You can’t control what thoughts come into your head. What you can control, however, is what you do with them once they’re there. This scripture says to grab a hold of every thought, and then before you entertain it, make it obedient to Christ. And in many cases that means dismissing that thought and NOT saying it.
And while we’re on what goes on inside your head, let me take just a moment and address our Self-Talk. Some of you are really good about what you say to others, but not so good about what you say to yourself. Many of us have highly destructive internal monologues over mistakes you make, flaws you see in your body, things you wish you would have said, and the like. And young people, I hurt for you; because you guys are living your adolescence in a world of constant comparison on social media, with a built-in and very public measure of how well it seems that others like you. We older folks struggle with self-talk, don’t get me wrong; but I think you guys have it worse. And on a daily basis the words we say to ourselves cause rampant decay and rot in our souls. Those are lies directly from the evil one, but we choose to believe them instead of believing what God says about us. And if that’s you right now, if hurtful, disparaging words are a regular part of your internal monologue, then today I’m calling you out and saying stop it. It is not okay to keep telling yourself those things. Take every thought captive, and instead listen to God’s truth from Scripture.
God says that you are valuable. He says that He has a plan for your life; and He says that He has given you gifts and talents to accomplish His goals for you. Everything about you God planned from the beginning of time. Psalm 139 tells us that God knew you before you were ever born. He knows your loftiest goals, your deepest fears, and your darkest failures. He knows the good, the bad, and the ugly about you, and no matter what you think or what the evil one screams in your head, God says, “I love you.” He loves you no matter what. He loves you so much that He sent Jesus to die on the cross as the penalty for everything you’ve ever done wrong, so that by choosing to receive His forgiveness, you can be restored to a right relationship with God and be guaranteed strength for living today, and security to spend eternity in Heaven with Him when you die. So, if you’ve never chosen receive the forgiveness of sin from Jesus Christ and chosen to follow Him, then I urge you to do that today with a simple prayer inviting God into your heart, or reach out to someone on staff at Parkway Fellowship who is happy to help you begin your new relationship with Jesus Christ.
Now, getting back to what Paul was saying to the Christ-followers at the church in the city of Ephesus, it is the responsibility of all of us who follow Christ – whether you’ve been following Jesus for thirty years, or if your journey begins today – it is our responsibility to live differently than the world around us.

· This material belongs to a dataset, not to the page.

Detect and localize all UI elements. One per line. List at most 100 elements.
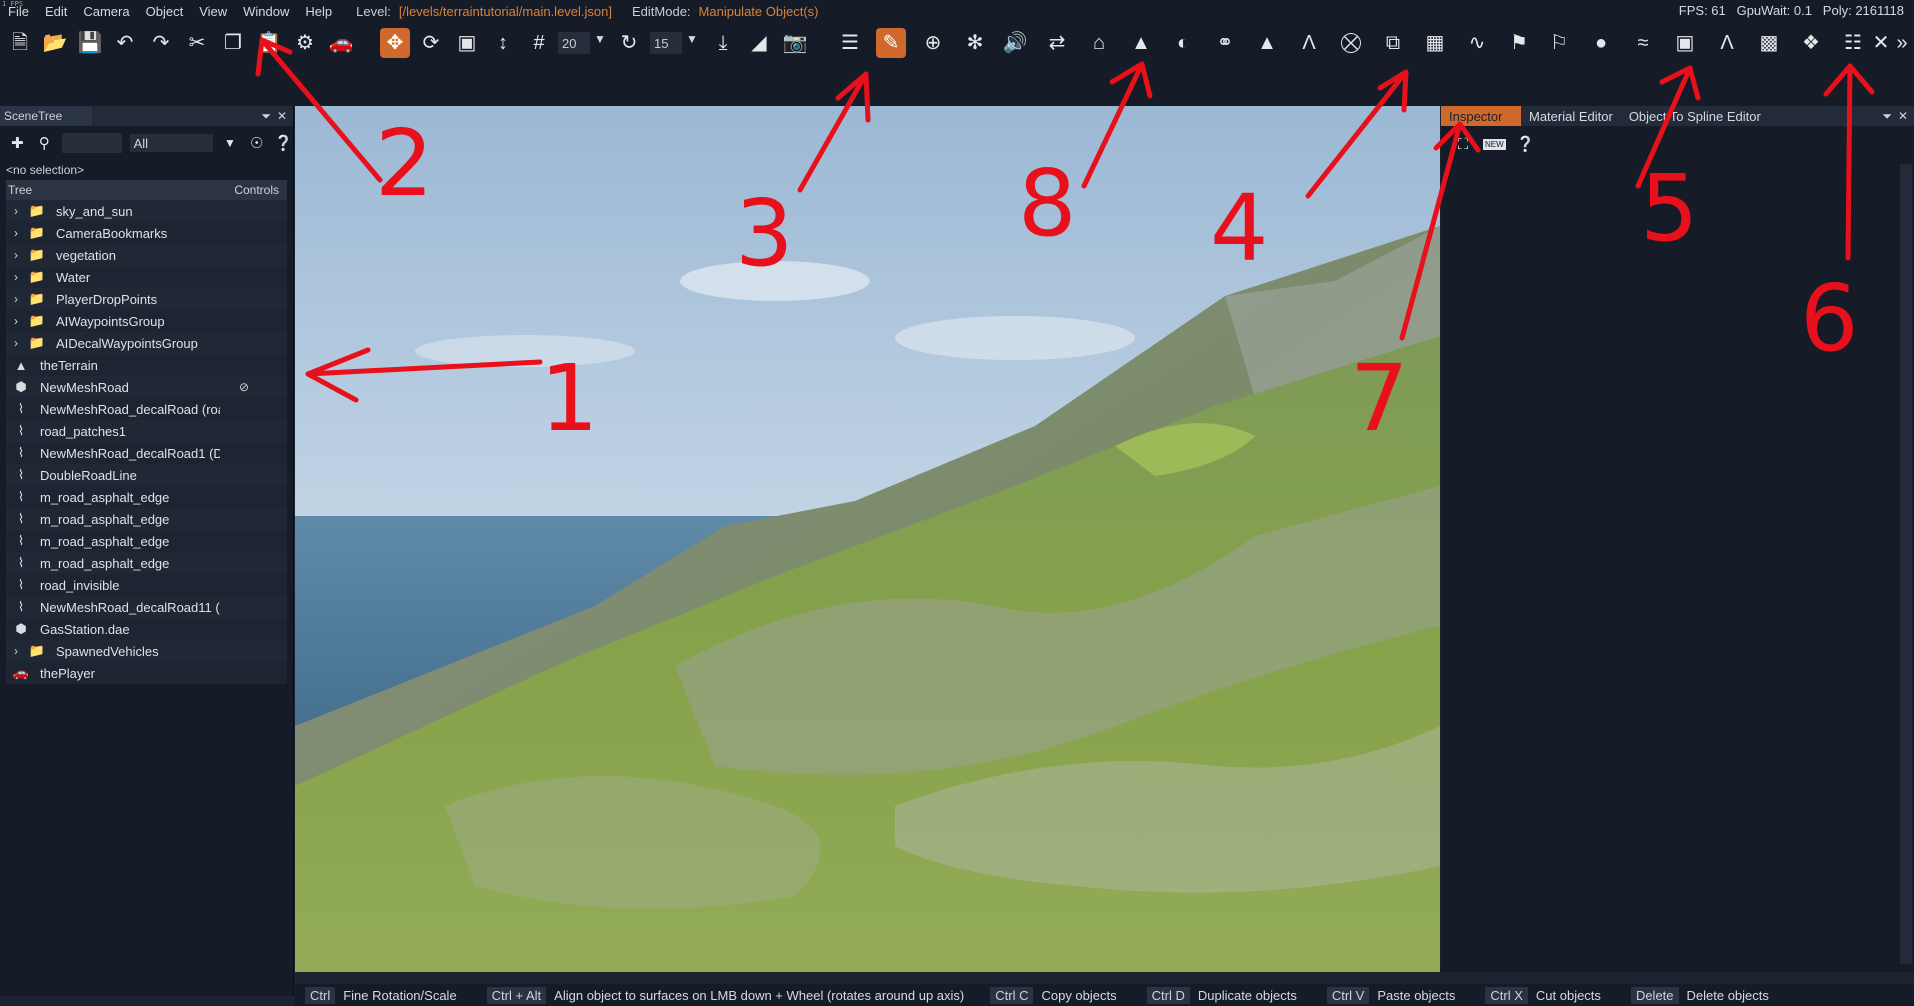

The things that are important to the world are not going to be the things that are important to us. The way the world acts is not going to be how we act. Everything about us should communicate to others around us that we have chosen to follow Jesus. Specifically, how we use our words must demonstrate to others who Jesus is, and how important He is to us. If we are set apart in our words, then others will take notice. The kindness and love that Jesus shows naturally draws people to Him. But we must commit to speak truthfully, in all situations. We must take hold of our anger and not lash out at others. And we must diligently seek to build others up with our words, and speak life into them so that they will hear how much Jesus loves them.